Me ha parecido procedente reproducir un texto tan extenso porque formula, en el párrafo final, aunque después no la desarrolla, la objeción más fuerte que puede hacerse contra la noción de cosmopolitismo o de universalismo: el cosmopolitismo y el universalismo, o bien son nociones endebles de escaso contenido o bien, al concretarse, se ven arrojadas a la parcialidad o la particularidad que trataban de evitar. Cualquier formulación positiva del concepto de universalismo difícilmente podría sustraerse a las coordenadas ideológicas o culturales desde las cuales se formularía: y en ello residiría su intrínseca contradicción. El caso de Estados Unidos, aunque dista de ser el cuadro pacífico que de forma tan optimista dibuja Barber, parece ser un fiel exponente de la conciliación entre el patriotismo y unos teóricos principios cosmopolitas. Las consecuencias que, para la reciente política exterior americana, ha tenido tal conjunción, son asunto que merece un ulterior y amplio desarrollo. También hubo revolucionarios que consideraron que Francia era depositaria de una misión de alcance mundial, convicción que indudablemente podía sostener Napoleón, con plena consistencia. El riesgo de todo universalismo concretado es arrojar a las tinieblas exteriores a todo aquel que no se ajuste al corsé de alcance universal definido por el propio universalismo que a todos quiere integrar. Ejemplo de ello, y que por venir de los Estados Unidos y por apelar a las mismas tradiciones que encarece Barber  viene como anillo al dedo, es  la “Carta de América, las razones de un combate” firmada por sesenta intelectuales americanos y publicada el 15 de febrero de 2002 en Le Monde, carta dirigida a los europeos que, en Estados Unidos, no mereció mayor atención y tuvo escasa difusión:

A nosotros, americanos en tiempo de guerra y de crisis mundial, nos importa encarecer que lo mejor de lo que nosotros llamamos demasiado pronto “los valores americanos” no es patrimonio de la sola América sino la herencia común de la humanidad. (…) Nosotros queremos dirigirnos en particular a nuestros hermanos de las sociedades musulmanas. Y os decimos sin ambages: nosotros no somos enemigos vuestros, sino amigos vuestros; no debemos ser enemigos los unos de los otros. Tenemos demasiados puntos en común. Tenemos muchas cosas que hacer juntos. Vuestra dignidad humana, no menos que la nuestra –vuestro derecho a una buena vida, no menos que el nuestro-, por eso es por lo que creemos combatir.

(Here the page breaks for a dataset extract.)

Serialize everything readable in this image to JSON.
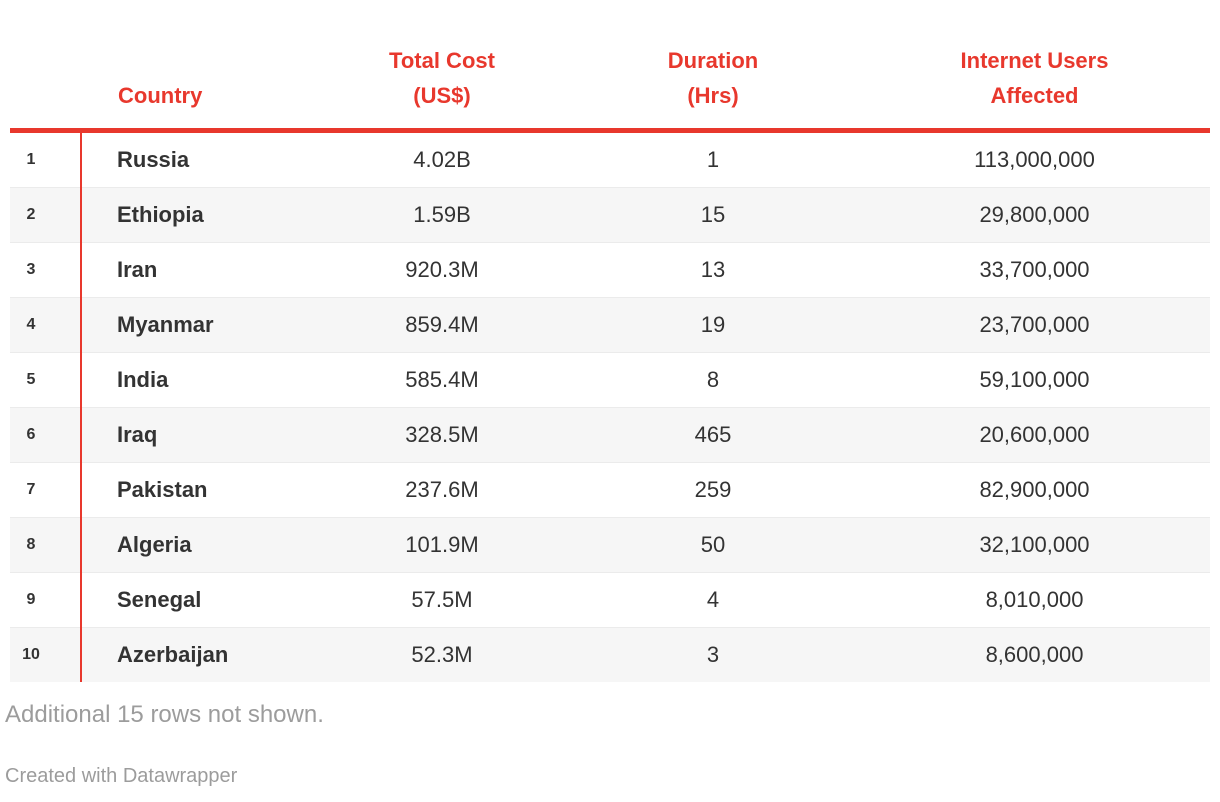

Esta pieza monstruosa en la que se combinan una indisimulada buena conciencia y una justificación ideológica de la guerra en nombre de un ideal universalista viene a poner de manifiesto el desastre al que puede abocarnos la idea de un cosmopolitismo que, de actitud moral de resistencia civil frente al poder, se transfigure en programa positivo de gobierno asumido por instancias estatales. ¿Qué diría Barber, en tal caso, de las guerras confesionales que la identidad americana pretendía evitar? Todas ellas sustituidas por la guerra entablada en nombre de la única y verdadera Religión de los “valores americanos” en nombre de los cuales los sesenta intelectuales firmantes del manifiesto defendían una guerra para la cual buscaban, incluso, la conformidad de las víctimas. Frente a este cosmopolitismo, la más conservadora tradición del aislacionismo sería una bendición.